# Looking Back at the Past

In order to move forward, we need to remember where we have been.

When we left off, we had a list of records based off of our sample data.

** As we said in the last lesson, all of this parsing is based off of assumptions.  Changes were made to the function below to account for some new conditions.**

In [3]:
from bs4 import BeautifulSoup
soup = BeautifulSoup(open('./My Activity - Sample.html', 'r', encoding='iso8859-1').read(), 'html.parser')

In [52]:
import re

location_pattern = '\?q=([^\s]+?),([^\s]+)'

def parse_record(element):
    ### need to properly parse out the search target info.  first line, split on the visited or serached for, take the text from rest
    section1 = element.find("div", "content-cell")
    
    if section1.find(text=re.compile('Visited|Searched')):
        section1_strings = list(section1.strings)
        activity_type = None
        target = None
        datestamp = None
        
        if len(section1_strings)==3:
            activity_type, target, datestamp = section1_strings
        elif len(section1_strings)==2:
            activity_type, target = section1_strings[0].split('\xa0')
            datestamp = section1_strings[-1]
        else:
            print('---Unknown----')
            section1_strings
            return None
        activity_type = activity_type.replace('\xa0', '').strip()

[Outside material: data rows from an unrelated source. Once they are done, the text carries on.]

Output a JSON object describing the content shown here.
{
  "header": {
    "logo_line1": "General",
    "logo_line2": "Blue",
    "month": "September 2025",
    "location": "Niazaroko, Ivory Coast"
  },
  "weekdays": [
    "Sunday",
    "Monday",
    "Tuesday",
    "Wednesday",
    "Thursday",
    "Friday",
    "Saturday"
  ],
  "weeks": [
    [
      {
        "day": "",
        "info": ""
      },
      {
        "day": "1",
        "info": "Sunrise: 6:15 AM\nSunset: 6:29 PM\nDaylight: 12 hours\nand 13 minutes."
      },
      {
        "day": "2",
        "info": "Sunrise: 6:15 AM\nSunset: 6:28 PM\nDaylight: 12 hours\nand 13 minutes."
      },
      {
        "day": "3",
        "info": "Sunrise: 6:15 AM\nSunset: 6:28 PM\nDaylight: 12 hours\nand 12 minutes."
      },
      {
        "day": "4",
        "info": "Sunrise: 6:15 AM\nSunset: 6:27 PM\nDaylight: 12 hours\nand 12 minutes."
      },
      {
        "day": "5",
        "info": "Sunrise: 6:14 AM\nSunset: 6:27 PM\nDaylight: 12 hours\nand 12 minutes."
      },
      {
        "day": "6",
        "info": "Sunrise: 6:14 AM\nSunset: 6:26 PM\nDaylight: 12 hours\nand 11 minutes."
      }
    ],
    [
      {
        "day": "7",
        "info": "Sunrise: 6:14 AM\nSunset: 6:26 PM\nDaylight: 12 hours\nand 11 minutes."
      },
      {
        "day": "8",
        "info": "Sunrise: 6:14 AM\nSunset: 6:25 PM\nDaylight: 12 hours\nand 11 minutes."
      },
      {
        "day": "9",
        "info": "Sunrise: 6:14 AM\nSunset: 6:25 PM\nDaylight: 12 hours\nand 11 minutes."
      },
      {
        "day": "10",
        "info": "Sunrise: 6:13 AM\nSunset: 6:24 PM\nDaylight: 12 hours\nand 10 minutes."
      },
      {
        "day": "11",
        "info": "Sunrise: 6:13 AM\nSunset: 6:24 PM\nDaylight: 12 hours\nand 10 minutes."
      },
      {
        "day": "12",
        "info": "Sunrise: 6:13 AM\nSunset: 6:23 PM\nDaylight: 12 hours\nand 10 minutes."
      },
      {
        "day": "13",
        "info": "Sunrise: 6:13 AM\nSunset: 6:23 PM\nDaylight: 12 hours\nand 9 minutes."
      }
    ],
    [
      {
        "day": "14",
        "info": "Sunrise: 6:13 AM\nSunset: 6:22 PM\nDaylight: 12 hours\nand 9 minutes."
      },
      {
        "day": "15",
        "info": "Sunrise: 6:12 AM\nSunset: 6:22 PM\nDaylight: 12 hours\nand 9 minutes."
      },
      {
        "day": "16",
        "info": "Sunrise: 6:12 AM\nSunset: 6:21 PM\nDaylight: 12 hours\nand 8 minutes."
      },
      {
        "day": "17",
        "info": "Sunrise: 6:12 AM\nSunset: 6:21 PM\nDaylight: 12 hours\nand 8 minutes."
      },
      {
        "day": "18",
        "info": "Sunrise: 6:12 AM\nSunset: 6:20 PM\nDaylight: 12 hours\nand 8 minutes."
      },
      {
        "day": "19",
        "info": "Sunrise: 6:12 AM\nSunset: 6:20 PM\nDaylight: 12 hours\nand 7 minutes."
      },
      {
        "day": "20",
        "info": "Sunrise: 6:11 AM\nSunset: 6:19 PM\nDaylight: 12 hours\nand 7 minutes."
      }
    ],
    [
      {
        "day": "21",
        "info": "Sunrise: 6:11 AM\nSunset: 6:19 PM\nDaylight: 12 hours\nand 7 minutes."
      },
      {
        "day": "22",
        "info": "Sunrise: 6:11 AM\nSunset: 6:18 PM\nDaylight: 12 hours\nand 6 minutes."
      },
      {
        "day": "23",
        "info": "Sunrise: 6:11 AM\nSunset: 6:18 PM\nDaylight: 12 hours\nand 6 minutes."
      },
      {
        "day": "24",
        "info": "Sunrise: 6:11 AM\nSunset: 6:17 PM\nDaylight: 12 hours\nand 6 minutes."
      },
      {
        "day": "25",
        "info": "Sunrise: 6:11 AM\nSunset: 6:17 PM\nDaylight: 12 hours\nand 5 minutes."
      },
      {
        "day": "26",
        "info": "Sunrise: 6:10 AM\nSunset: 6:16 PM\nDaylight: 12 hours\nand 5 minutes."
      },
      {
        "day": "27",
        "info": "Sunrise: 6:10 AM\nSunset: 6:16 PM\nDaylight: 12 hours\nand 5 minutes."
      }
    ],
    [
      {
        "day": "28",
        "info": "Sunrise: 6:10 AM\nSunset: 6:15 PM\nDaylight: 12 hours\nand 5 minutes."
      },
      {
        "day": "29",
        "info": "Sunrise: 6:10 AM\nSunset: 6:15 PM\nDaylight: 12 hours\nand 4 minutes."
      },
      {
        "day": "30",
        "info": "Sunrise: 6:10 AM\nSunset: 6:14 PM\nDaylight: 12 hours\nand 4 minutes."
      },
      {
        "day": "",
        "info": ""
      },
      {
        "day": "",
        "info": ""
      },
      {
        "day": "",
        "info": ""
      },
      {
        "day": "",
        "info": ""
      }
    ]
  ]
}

        section2 = element.select("div.content-cell.mdl-typography--caption")[0]
        section_strings = list(section2.strings)
        product = section_strings[1].replace('\u2003','').strip()
        lat = None
        lon = None

        if 'Locations:' in section_strings:
            location_url = section2.find("a",{"href":re.compile("https://google.com/maps\?q=")}).text
            match = re.search(location_pattern, location_url)
            if match:
                lat, lon = match.groups()

        data = {
            'Activity Type': activity_type,
            'Target': target,
            'Datestamp': datestamp,
            'Product': product,
            'Lat':lat,
            'Lon':lon
        }

        return data
    
    else:
        return None

my_records = []

for record in soup.find_all('div', 'outer-cell'):
    new_record = parse_record(record)
    if new_record:
        my_records.append(new_record)
    
for record in my_records:
    print(record)

{'Target': 'https://productforums.google.com/forum/', 'Lon': None, 'Activity Type': 'Visited', 'Product': 'Search', 'Lat': None, 'Datestamp': 'Jan 31, 2018, 10:54:50 PM'}
{'Target': 'http://www.adobe.com/creativecloud.html', 'Lon': None, 'Activity Type': 'Visited', 'Product': 'Search', 'Lat': None, 'Datestamp': 'Feb 8, 2017, 12:32:39 AM'}
{'Target': 'adobe creative cloud', 'Lon': '-80.186310', 'Activity Type': 'Searched for', 'Product': 'Search', 'Lat': '25.800819', 'Datestamp': 'Feb 8, 2017, 12:32:36 AM'}


# Exercise 1

We ran this function over a sample dataset, but now we need to do it over the whole shabang!  Using everything you learned from the last lesson (and cheating with the example above), parse the records out of the full data file.  This is where you can use your own, or the dummy dataset we provided!

In [63]:
full_records = []

# YOUR WORK HERE


In [64]:
new_soup = BeautifulSoup(open('./MyActivity.html', 'r', encoding='iso8859-1').read(), 'html.parser')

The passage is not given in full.